Portugal atraiu um investimento recorde da China em 2024. O novo projeto de 2 mil milhões em Sines consolida duas décadas de crescente presença chinesa na economia nacional, que não ficará por aqui.
A China prepara-se para concretizar o maior investimento industrial de sempre em solo português. O grupo chinês CALB vai avançar com um projeto de 2 mil milhões de euros, para produzir baterias elétricas para a indústria automóvel em Sines, que irá criar 1.800 postos de trabalho diretos quando estiver totalmente operacional em 2028. Mas este investimento não é um episódio isolado, mas sim o mais recente capítulo de uma história de duas décadas que tem visto o capital chinês ganhar peso crescente na economia portuguesa.

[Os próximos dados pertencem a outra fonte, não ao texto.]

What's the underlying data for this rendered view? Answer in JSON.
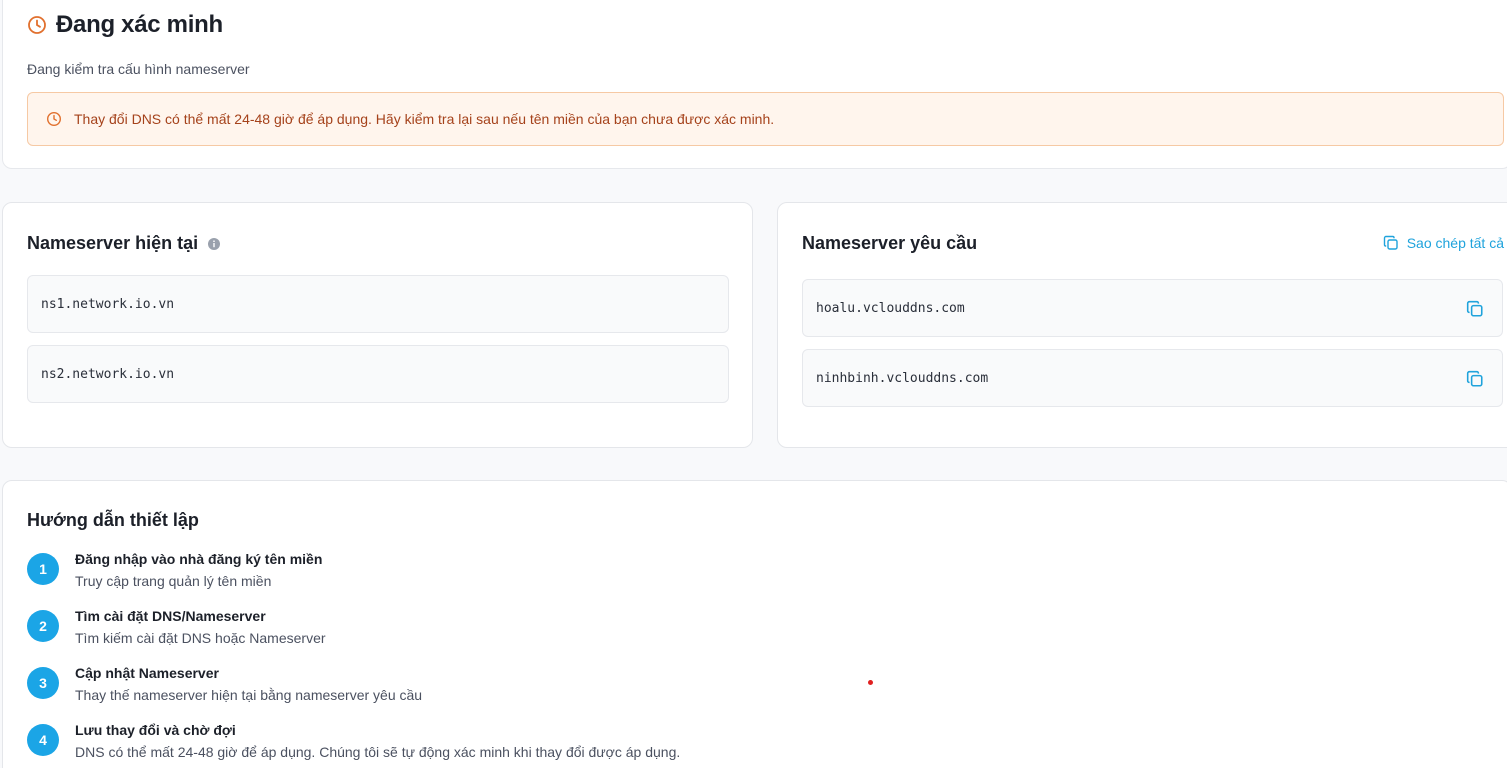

Segundo dados do Banco de Portugal, o Investimento Direto Estrangeiro (IDE) da China em Portugal atingiu um valor recorde de 3,96 mil milhões de euros em 2024, um crescimento de 9,3% face a 2023, acumulando 14 anos consecutivos de subida e multiplicando-se por 4,5 vezes na última década.
Estes números são contabilizados com base no princípio direcional, uma metodologia estatística que permite uma leitura mais precisa dos fluxos de capital, se bem que numa fotografia mais ampla, a China contabiliza o maior stock de IDE em Portugal em 2024, com um valor acumulado de 12,1 mil milhões de euros no final do ano passado.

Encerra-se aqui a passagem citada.